Actually the article is correct. Accountants only care about the explicit cost (which is useful when calculating taxes) however Economists consider both the explicit and the implicit costs (the opportunity cost). E.g. you have a plot of land; the economic cost is how much you could be renting it out for (the opportunity cost).
Well then, like I said, I would love to see them try to calculate the unknowable potential of how many people who would not pay for the apps they pirated, would have paid if they had not pirated the app, (which they did). Aside from arbitrarily picking a percentage to multiply by several billion to yield an astronomical number that sounds good in a headline, that is.

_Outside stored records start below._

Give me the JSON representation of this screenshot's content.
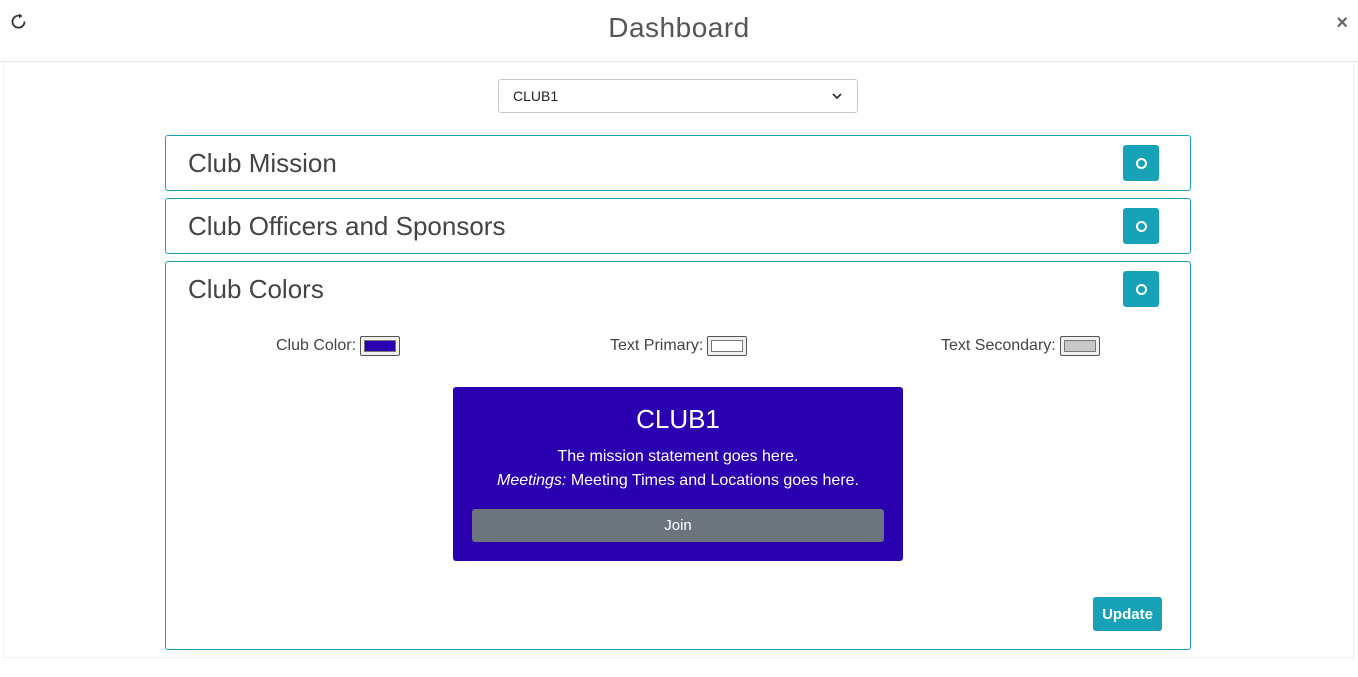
{
  "window": {
    "title": "Dashboard",
    "close_label": "×"
  },
  "icons": {
    "refresh": "refresh-icon",
    "close": "close-icon",
    "toggle": "circle-icon",
    "dropdown": "chevron-down-icon"
  },
  "club_select": {
    "selected": "CLUB1"
  },
  "panels": [
    {
      "title": "Club Mission"
    },
    {
      "title": "Club Officers and Sponsors"
    },
    {
      "title": "Club Colors"
    }
  ],
  "colors": {
    "club_color_label": "Club Color:",
    "club_color": "#2a00b0",
    "text_primary_label": "Text Primary:",
    "text_primary": "#ffffff",
    "text_secondary_label": "Text Secondary:",
    "text_secondary": "#c8c8c8",
    "accent": "#17a2b8",
    "join_button_bg": "#6c757d"
  },
  "preview": {
    "club_name": "CLUB1",
    "mission": "The mission statement goes here.",
    "meetings_label": "Meetings:",
    "meetings_text": " Meeting Times and Locations goes here.",
    "join_label": "Join"
  },
  "actions": {
    "update_label": "Update"
  }
}
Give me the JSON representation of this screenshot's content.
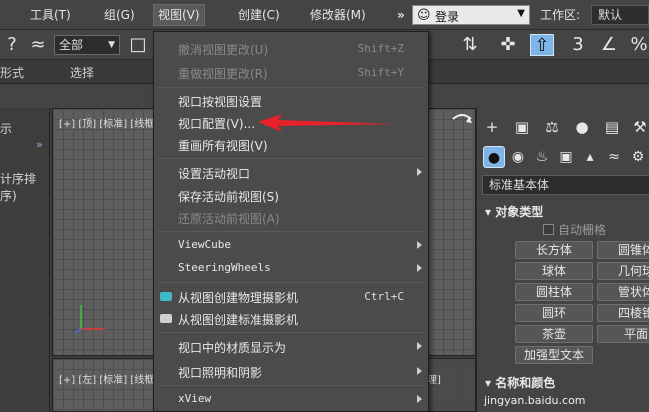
{
  "menubar": {
    "items": [
      "工具(T)",
      "组(G)",
      "视图(V)",
      "创建(C)",
      "修改器(M)"
    ],
    "overflow": "»",
    "login_label": "登录",
    "workspace_label": "工作区:",
    "workspace_value": "默认"
  },
  "toolbar": {
    "selection_filter": "全部"
  },
  "ribbon": {
    "items": [
      "形式",
      "选择"
    ]
  },
  "left_panel": {
    "items": [
      "示",
      "计序排序)"
    ]
  },
  "viewports": {
    "top_label": "[+] [顶] [标准] [线框]",
    "left_label": "[+] [左] [标准] [线框]",
    "persp_label_frag": "理]"
  },
  "view_menu": {
    "items": [
      {
        "label": "撤消视图更改(U)",
        "shortcut": "Shift+Z",
        "disabled": true
      },
      {
        "label": "重做视图更改(R)",
        "shortcut": "Shift+Y",
        "disabled": true
      },
      {
        "label": "视口按视图设置",
        "shortcut": "",
        "disabled": false
      },
      {
        "label": "视口配置(V)...",
        "shortcut": "",
        "disabled": false
      },
      {
        "label": "重画所有视图(V)",
        "shortcut": "",
        "disabled": false
      },
      {
        "label": "设置活动视口",
        "shortcut": "",
        "disabled": false
      },
      {
        "label": "保存活动前视图(S)",
        "shortcut": "",
        "disabled": false
      },
      {
        "label": "还原活动前视图(A)",
        "shortcut": "",
        "disabled": true
      },
      {
        "label": "ViewCube",
        "shortcut": "",
        "disabled": false
      },
      {
        "label": "SteeringWheels",
        "shortcut": "",
        "disabled": false
      },
      {
        "label": "从视图创建物理摄影机",
        "shortcut": "Ctrl+C",
        "disabled": false
      },
      {
        "label": "从视图创建标准摄影机",
        "shortcut": "",
        "disabled": false
      },
      {
        "label": "视口中的材质显示为",
        "shortcut": "",
        "disabled": false
      },
      {
        "label": "视口照明和阴影",
        "shortcut": "",
        "disabled": false
      },
      {
        "label": "xView",
        "shortcut": "",
        "disabled": false
      }
    ]
  },
  "command_panel": {
    "category_select": "标准基本体",
    "object_type_title": "对象类型",
    "autogrid_label": "自动栅格",
    "buttons": [
      "长方体",
      "圆锥体",
      "球体",
      "几何球",
      "圆柱体",
      "管状体",
      "圆环",
      "四棱锥",
      "茶壶",
      "平面",
      "加强型文本"
    ],
    "name_color_title": "名称和颜色"
  },
  "watermark": "jingyan.baidu.com",
  "colors": {
    "accent_blue": "#7fb4e6",
    "arrow_red": "#e8222a"
  }
}
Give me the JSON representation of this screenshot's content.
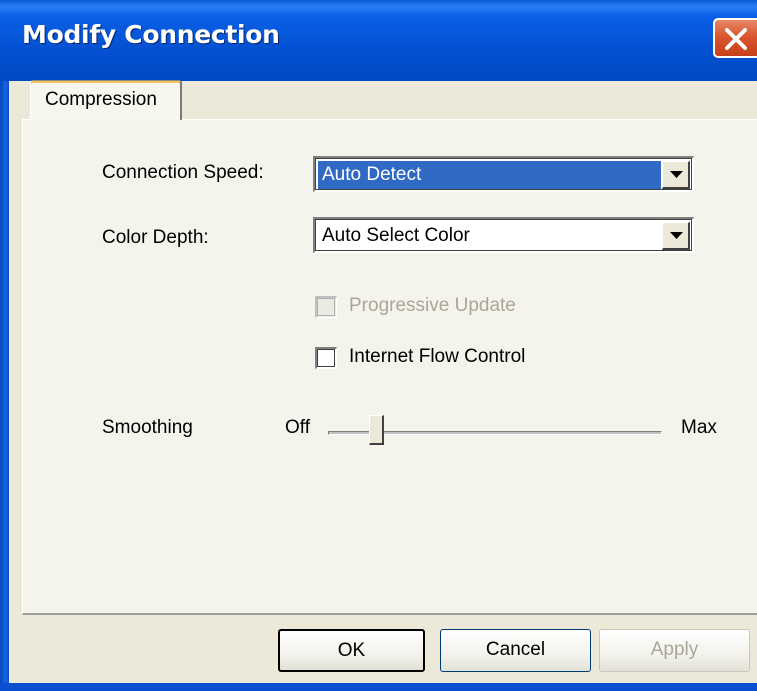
{
  "window": {
    "title": "Modify Connection",
    "close_icon": "close-icon"
  },
  "tabs": [
    {
      "label": "Compression",
      "active": true
    }
  ],
  "form": {
    "connection_speed": {
      "label": "Connection Speed:",
      "value": "Auto Detect"
    },
    "color_depth": {
      "label": "Color Depth:",
      "value": "Auto Select Color"
    },
    "progressive_update": {
      "label": "Progressive Update",
      "checked": false,
      "enabled": false
    },
    "internet_flow_control": {
      "label": "Internet Flow Control",
      "checked": false,
      "enabled": true
    },
    "smoothing": {
      "label": "Smoothing",
      "min_label": "Off",
      "max_label": "Max",
      "level": 0.13
    }
  },
  "buttons": {
    "ok": "OK",
    "cancel": "Cancel",
    "apply": "Apply"
  },
  "colors": {
    "titlebar": "#0553d4",
    "selection": "#316ac5",
    "close": "#d9562f"
  }
}
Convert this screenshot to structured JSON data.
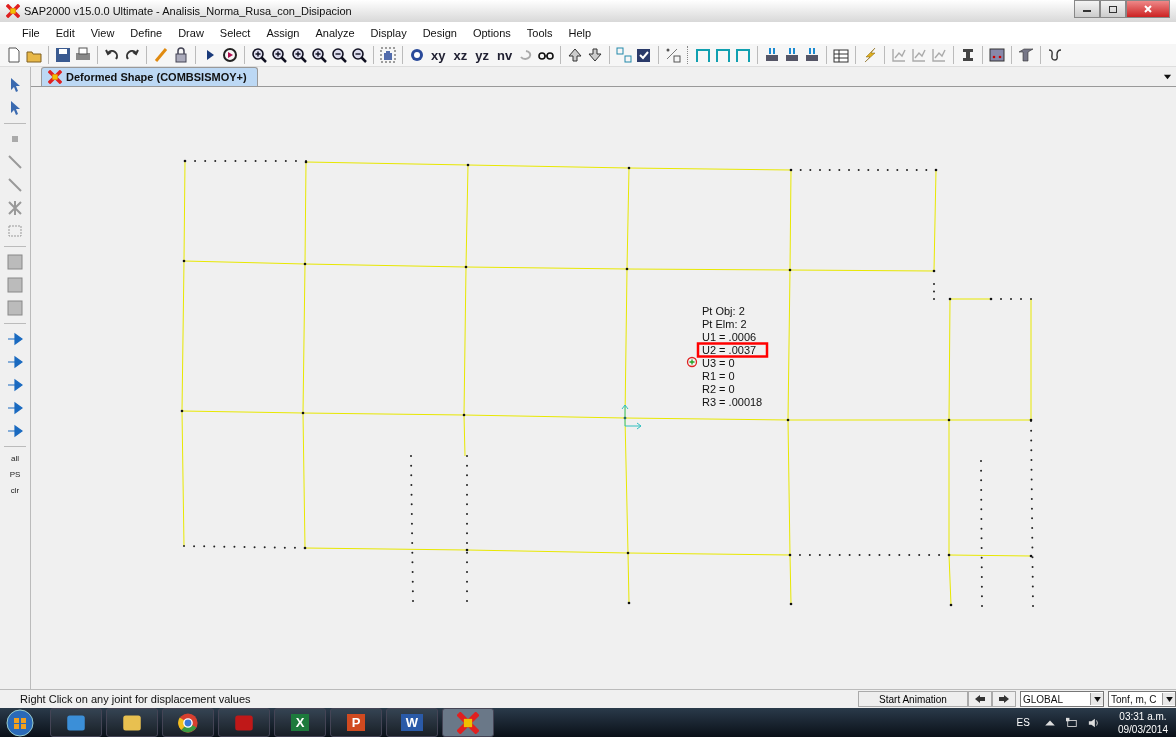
{
  "window": {
    "title": "SAP2000 v15.0.0 Ultimate  - Analisis_Norma_Rusa_con_Disipacion"
  },
  "menu": [
    "File",
    "Edit",
    "View",
    "Define",
    "Draw",
    "Select",
    "Assign",
    "Analyze",
    "Display",
    "Design",
    "Options",
    "Tools",
    "Help"
  ],
  "toolbar": {
    "view_buttons": [
      "xy",
      "xz",
      "yz",
      "nv"
    ]
  },
  "tabs": [
    {
      "label": "Deformed Shape (COMBSISMOY+)",
      "selected": true
    }
  ],
  "side_tools": {
    "text_tools": [
      "all",
      "PS",
      "clr"
    ]
  },
  "tooltip": {
    "lines": [
      {
        "text": "Pt Obj: 2",
        "highlighted": false
      },
      {
        "text": "Pt Elm: 2",
        "highlighted": false
      },
      {
        "text": "U1 =  .0006",
        "highlighted": false
      },
      {
        "text": "U2 =  .0037",
        "highlighted": true
      },
      {
        "text": "U3 =  0",
        "highlighted": false
      },
      {
        "text": "R1 =  0",
        "highlighted": false
      },
      {
        "text": "R2 =  0",
        "highlighted": false
      },
      {
        "text": "R3 =  .00018",
        "highlighted": false
      }
    ]
  },
  "status_bar": {
    "message": "Right Click on any joint for displacement values",
    "animation_button": "Start Animation",
    "coordinate_system": "GLOBAL",
    "units": "Tonf, m, C"
  },
  "taskbar": {
    "apps": [
      {
        "kind": "media"
      },
      {
        "kind": "explorer"
      },
      {
        "kind": "browser"
      },
      {
        "kind": "pdf"
      },
      {
        "kind": "sheet",
        "glyph": "X"
      },
      {
        "kind": "slides",
        "glyph": "P"
      },
      {
        "kind": "doc",
        "glyph": "W"
      },
      {
        "kind": "sap",
        "active": true
      }
    ],
    "language": "ES",
    "time": "03:31 a.m.",
    "date": "09/03/2014"
  }
}
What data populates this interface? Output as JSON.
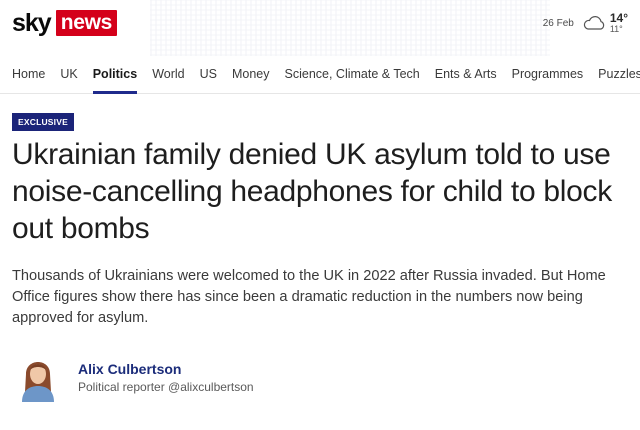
{
  "header": {
    "logo_sky": "sky",
    "logo_news": "news",
    "date": "26 Feb",
    "weather_icon": "cloud-icon",
    "temp_high": "14°",
    "temp_low": "11°"
  },
  "nav": {
    "items": [
      {
        "label": "Home"
      },
      {
        "label": "UK"
      },
      {
        "label": "Politics",
        "active": true
      },
      {
        "label": "World"
      },
      {
        "label": "US"
      },
      {
        "label": "Money"
      },
      {
        "label": "Science, Climate & Tech"
      },
      {
        "label": "Ents & Arts"
      },
      {
        "label": "Programmes"
      },
      {
        "label": "Puzzles"
      }
    ],
    "active_color": "#1f2a8c"
  },
  "article": {
    "badge": "EXCLUSIVE",
    "headline": "Ukrainian family denied UK asylum told to use noise-cancelling headphones for child to block out bombs",
    "standfirst": "Thousands of Ukrainians were welcomed to the UK in 2022 after Russia invaded. But Home Office figures show there has since been a dramatic reduction in the numbers now being approved for asylum.",
    "author": {
      "name": "Alix Culbertson",
      "role": "Political reporter @alixculbertson"
    }
  },
  "colors": {
    "brand_red": "#d4001a",
    "badge_navy": "#1b2479",
    "author_blue": "#1b2c7a"
  }
}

If developers are upset about pirated apps, let me calculate how many more apps they'd sell if Apple and their suppliers would get off their lazy butts and make 100x as many iPhones every year. Apple is costing Developers billions! Not to mention how many people are donating money to charities which they'd otherwise spend on precious apps! Not to mention, global warming! Not to mention chevrolet not producing electric cars! God, think of the developers! All the unknown impacts on sales that never were! The whole world is conspiring against them.
You make a product, you put it out there. It's gonna get copied, knocked off in china, pirated, imitated, and eventually you're gonna fall off the back. You make the sales you can, work to provide a service that keeps your paid customers happy, and you work on your next big thing. Welcome to business, Developers. You're in the same boat the rest of us.
But the app store needs a trial process.
...and again, I personally do not pirate apps.